As One Team

There is a significant amount of overlap between the compliance and vendor management roles. They both deal with outsource partners and both have a responsibility to see that those partners comply with contractual and compliance requirements.

I have partnered with many issuers and acquirers over my years in payments. As I mentioned in my last post, most of them were very ineffective in compliance or vendor management. If they did have these roles defined, they were typically, understaffed and so separated from each other that their interactions were more tactical and confrontational rather than strategic and cooperative.

I do remember one exception.

At one point in my Mastercard career, I was embedded for five years with the Cards Division at CIBC, a major Canadian bank. During that time, I was tasked with researching their infrastructure to create and implement the best solution for them to operationally integrate Mastercard into their current product offering across the full CIBC banking environment.

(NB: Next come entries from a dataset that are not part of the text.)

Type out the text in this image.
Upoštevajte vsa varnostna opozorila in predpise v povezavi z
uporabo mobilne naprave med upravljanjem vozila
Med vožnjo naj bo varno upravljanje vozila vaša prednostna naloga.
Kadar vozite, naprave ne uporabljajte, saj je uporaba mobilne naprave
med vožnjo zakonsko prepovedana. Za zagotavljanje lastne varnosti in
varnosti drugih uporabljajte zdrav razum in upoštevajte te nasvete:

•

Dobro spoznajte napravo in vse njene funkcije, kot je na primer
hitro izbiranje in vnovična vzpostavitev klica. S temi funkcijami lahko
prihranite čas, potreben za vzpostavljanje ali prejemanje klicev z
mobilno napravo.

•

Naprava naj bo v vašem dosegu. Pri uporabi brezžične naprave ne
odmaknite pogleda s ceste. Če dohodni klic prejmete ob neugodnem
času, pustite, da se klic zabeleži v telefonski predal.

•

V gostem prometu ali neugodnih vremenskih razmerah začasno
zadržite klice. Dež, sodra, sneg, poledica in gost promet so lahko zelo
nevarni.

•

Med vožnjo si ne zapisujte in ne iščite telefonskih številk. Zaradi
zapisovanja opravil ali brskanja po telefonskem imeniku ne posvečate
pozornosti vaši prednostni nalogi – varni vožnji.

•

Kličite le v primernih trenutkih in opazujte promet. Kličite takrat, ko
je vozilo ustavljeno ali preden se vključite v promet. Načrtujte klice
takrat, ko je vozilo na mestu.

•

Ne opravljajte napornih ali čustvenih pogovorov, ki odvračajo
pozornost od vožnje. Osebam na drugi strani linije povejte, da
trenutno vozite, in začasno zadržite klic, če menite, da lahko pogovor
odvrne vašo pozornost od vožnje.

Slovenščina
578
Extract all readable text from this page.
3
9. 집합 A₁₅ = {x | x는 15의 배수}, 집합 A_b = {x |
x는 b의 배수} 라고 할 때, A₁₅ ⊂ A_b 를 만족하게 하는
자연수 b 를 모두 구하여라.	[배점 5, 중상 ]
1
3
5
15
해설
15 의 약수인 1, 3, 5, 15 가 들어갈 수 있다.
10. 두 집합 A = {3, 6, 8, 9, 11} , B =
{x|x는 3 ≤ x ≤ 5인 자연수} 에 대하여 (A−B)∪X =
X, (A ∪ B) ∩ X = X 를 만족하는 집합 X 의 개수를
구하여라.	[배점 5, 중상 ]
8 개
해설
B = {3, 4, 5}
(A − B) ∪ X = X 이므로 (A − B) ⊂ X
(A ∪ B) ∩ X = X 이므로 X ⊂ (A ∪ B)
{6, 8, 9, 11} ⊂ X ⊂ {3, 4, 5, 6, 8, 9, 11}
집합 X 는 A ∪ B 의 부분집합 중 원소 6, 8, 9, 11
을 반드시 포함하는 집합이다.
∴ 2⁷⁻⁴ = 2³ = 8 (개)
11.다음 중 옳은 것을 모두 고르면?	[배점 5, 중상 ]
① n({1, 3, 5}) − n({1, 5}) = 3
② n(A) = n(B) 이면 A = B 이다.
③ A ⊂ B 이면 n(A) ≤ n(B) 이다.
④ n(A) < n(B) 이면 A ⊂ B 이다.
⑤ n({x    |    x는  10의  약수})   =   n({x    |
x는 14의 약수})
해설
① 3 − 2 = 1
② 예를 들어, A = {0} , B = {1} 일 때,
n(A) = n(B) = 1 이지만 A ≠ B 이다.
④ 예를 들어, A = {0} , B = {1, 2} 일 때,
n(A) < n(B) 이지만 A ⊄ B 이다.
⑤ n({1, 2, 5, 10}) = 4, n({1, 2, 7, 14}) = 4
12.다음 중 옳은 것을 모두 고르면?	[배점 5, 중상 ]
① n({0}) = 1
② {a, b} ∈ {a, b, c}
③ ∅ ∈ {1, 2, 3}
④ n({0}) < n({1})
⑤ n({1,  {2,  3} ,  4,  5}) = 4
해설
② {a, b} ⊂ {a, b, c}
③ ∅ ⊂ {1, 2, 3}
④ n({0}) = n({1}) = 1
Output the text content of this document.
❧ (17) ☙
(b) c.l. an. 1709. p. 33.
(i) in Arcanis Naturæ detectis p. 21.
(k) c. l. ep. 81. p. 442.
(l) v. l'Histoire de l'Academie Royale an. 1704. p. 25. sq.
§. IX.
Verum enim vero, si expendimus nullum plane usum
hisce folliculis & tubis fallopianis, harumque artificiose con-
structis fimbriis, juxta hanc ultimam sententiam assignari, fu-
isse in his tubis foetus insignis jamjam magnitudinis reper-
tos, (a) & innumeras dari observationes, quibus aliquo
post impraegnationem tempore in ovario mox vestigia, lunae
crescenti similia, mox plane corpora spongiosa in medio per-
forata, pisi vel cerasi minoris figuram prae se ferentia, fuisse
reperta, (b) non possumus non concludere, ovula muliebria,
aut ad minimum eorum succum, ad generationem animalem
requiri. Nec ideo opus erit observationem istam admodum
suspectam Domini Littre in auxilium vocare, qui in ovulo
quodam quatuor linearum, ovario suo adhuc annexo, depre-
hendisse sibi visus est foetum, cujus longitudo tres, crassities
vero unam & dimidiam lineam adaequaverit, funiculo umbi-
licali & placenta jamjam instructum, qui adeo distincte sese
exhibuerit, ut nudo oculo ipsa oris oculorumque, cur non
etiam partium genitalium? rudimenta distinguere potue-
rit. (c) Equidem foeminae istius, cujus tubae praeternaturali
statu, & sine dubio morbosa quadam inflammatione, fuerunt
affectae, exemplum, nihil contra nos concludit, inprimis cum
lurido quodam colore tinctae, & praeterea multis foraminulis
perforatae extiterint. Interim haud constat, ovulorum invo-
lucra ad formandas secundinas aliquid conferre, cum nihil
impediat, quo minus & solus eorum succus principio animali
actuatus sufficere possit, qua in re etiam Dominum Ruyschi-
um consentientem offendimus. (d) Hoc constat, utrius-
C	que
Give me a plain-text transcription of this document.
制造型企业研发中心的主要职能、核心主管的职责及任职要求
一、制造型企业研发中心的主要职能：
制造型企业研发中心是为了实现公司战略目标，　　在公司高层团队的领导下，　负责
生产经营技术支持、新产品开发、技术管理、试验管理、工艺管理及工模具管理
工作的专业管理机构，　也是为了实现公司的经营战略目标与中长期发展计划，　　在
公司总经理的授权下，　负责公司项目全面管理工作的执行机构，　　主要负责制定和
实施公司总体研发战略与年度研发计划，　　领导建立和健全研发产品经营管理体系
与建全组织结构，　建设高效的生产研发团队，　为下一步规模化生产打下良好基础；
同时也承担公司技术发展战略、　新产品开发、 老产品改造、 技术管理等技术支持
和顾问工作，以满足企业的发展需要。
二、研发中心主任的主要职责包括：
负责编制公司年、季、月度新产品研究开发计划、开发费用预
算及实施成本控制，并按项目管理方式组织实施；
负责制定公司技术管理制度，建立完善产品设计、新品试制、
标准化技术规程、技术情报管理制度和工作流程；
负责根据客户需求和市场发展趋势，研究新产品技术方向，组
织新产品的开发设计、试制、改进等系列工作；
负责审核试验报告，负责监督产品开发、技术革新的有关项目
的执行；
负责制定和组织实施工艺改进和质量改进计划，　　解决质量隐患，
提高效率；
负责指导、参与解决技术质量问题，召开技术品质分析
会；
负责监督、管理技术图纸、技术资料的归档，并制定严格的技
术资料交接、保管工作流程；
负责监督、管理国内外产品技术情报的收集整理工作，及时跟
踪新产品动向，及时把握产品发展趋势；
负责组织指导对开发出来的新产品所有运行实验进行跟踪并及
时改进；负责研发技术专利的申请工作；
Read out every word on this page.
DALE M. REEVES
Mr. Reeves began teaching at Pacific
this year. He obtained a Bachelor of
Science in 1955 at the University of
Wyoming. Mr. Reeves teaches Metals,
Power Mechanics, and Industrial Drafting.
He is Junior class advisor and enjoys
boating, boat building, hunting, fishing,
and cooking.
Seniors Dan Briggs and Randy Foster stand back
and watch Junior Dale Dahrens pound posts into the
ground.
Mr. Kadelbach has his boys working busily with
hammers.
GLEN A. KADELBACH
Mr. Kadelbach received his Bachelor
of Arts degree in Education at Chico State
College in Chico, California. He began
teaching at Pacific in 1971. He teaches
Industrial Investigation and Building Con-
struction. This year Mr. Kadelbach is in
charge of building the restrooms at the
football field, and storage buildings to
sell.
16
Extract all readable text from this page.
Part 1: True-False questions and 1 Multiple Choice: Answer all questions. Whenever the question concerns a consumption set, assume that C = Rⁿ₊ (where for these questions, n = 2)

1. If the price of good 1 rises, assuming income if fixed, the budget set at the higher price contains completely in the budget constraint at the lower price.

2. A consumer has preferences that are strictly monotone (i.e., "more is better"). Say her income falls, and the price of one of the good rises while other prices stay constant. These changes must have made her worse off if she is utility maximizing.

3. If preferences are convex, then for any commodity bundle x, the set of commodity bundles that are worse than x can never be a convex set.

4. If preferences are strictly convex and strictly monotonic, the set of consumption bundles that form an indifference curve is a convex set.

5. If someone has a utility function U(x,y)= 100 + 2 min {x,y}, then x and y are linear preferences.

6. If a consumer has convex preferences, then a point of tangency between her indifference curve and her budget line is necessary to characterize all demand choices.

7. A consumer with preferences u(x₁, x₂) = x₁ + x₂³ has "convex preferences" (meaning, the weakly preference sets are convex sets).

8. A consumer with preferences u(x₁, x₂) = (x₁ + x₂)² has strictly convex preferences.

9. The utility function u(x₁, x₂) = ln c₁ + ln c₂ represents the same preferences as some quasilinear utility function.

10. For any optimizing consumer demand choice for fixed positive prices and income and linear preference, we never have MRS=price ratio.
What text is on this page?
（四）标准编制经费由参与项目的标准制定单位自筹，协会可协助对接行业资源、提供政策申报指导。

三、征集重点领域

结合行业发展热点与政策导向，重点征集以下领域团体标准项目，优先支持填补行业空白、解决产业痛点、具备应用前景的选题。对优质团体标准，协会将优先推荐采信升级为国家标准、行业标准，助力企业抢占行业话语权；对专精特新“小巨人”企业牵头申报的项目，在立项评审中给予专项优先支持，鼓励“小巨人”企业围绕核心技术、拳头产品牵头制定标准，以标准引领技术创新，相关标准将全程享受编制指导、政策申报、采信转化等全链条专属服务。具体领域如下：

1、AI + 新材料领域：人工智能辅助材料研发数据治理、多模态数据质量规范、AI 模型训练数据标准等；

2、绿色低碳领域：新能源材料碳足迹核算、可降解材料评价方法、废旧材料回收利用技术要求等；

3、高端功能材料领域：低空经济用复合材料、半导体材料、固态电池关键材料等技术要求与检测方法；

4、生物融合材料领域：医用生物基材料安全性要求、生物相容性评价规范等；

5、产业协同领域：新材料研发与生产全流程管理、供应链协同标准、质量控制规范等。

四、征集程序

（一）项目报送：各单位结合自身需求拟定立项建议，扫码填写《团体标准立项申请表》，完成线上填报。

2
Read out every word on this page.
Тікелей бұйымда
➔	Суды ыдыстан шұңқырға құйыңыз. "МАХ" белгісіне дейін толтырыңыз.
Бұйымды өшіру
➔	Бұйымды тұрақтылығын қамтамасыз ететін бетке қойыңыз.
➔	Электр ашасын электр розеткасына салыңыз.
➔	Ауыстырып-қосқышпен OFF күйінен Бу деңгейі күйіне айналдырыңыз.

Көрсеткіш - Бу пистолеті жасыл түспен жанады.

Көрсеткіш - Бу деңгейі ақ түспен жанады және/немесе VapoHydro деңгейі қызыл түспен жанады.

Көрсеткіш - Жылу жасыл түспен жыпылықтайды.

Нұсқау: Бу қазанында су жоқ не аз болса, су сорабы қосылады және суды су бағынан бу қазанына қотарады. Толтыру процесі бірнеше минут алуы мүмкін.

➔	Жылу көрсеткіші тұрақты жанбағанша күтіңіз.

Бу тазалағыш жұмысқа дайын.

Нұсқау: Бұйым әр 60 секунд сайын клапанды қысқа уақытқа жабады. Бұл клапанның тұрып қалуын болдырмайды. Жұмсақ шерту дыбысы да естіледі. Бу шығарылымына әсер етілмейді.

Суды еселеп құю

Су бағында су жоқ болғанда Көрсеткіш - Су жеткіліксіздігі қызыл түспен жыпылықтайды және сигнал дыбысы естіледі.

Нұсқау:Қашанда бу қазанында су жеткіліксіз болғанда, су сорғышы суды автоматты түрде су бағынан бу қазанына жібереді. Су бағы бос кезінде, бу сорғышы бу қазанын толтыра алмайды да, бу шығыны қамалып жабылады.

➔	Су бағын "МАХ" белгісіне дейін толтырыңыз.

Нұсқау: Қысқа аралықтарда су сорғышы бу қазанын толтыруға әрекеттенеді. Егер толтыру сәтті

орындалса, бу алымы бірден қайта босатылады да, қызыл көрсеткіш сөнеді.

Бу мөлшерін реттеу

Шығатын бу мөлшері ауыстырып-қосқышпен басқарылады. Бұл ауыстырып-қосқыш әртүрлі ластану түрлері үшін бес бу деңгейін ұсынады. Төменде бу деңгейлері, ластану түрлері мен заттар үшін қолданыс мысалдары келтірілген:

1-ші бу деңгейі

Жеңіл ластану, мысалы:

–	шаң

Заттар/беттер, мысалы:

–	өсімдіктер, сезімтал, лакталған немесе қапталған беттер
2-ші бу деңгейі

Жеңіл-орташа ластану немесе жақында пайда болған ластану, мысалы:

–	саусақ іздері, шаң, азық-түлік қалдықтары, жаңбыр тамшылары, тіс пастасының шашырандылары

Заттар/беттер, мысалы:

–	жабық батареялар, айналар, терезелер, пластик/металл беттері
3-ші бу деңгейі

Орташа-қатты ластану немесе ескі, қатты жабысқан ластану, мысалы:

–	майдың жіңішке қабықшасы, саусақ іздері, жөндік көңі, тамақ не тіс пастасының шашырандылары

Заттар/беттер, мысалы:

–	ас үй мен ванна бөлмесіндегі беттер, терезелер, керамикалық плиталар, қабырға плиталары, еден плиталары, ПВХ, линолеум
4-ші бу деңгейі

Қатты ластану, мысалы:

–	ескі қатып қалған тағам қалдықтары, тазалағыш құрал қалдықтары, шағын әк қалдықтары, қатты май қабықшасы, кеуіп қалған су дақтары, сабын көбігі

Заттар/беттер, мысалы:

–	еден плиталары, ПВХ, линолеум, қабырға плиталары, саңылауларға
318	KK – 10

I got to know their shop very well.

The CIBC team that was my “home away from home” was their Outsourced Applications Support (OAS) team. The team’s leadership had carefully chosen experienced staff from other CIBC teams (Fraud, Customer Support, Dispute Resolution, etc.) to build this team.

The OAS team’s mandate included the following:

  • Vendor Management: This team managed technical and compliance interactions with their outsource partners. They were responsible for keeping the vendors accountable for their contractual obligations.

  • Outsourced Application Support: This team provided the bank’s internal front-line support for applications from outsource partners that were used by other teams at the bank.

  • Compliance: This team owned the compliance releases for the bank. They ensured that their own internal teams and outsource partners not only complied with release requirements but did so in a way that aligned with the bank’s expectations and strategic direction.

This structure and mandate gave the team:

  • Depth of knowledge: The team members had past experience that covered each of the departments using outsourced applications. As well, since they used the outsourced applications frequently, their experience was kept current.

  • Perspective across the organization: By being in regular contact with each of the outsource partners and the internal users of those outsourced resources, this team had a constant view of the process and data flow as provided and as used.

  • The ability to effectively manage vendors and their compliance: Outsource partners knew this team. They were kept accountable by this team. The vendor responses and support had to be effective because their effectiveness was constantly being monitored.

This team had a tactical and strategic pulse on vendor effectiveness because this team supported the bank’s internal teams using the vendors’ tools. They had direct insight into the compliance requirements from payment networks and legislation, as well as direct oversight on how those requirements were implemented by their outsource partners.

There were significant challenges for this team to navigate. These three roles, in most organizations, are often in competition and conflict with each other. This team had to work through those tensions as one team.

Over time, I watched as the bank began to divide this team into multiple teams – each focused on one responsibility: vendor management, compliance, or internal user support. By the time they were completely separated, I was no longer embedded at the bank. I have often wondered if the magic they had as one team was able to survive the reorganization.

Based on what I saw and experienced over those 5 years at CIBC, I would strongly recommend that your Vendor Management, Compliance, and Internal User Support for outsourced applications be one team.

Your corporate structure may require that these teams reside in different departments. If so, they need to work closely together as though they were one team. Otherwise, they will struggle with conflicting priorities and the inability to manage all aspects of their roles effectively.

Here are three suggestions that may help mitigate the weakness of having these roles divided:

  1. Tie them to one management accountability: If they must be separate teams, have them report to the same Manager or Director. Bringing them together at a VP level may work in a small credit union but it is too remote a link to be effective in a larger financial institution.

  2. SWAT Team: Bring together the best of each team into a SWAT team. Together they can triage compliance releases, analyze vendor effectiveness, and provide expert insight from each of their roles. The SWAT team needs continuity to be effective, tenure on the team to be cohesive, and fresh participants cycled in to better propagate the SWAT cooperation paradigm to the contributing teams.

  3. “Coach” leadership, not “superstar” leadership: Too many “leaders” use their teams as ladder rails to help the “leader” to climb higher in the corporation. These “leaders” have little to no desire to cooperate with other departments as their goal is personal, selfish, and, ultimately, destructive to the organization. You need “coach” leaders who understand that success is accomplished by bringing out the best in the team. Cooperation between teams is the way to bring out the best in the corporation. Any personal acclaim and promotion are secondary to and a result of the success of the team and the company.

These three points build on each other. Together they can help your company find greater success by having your Vendor Management, Compliance, and User Support teams become strategic partners in that success.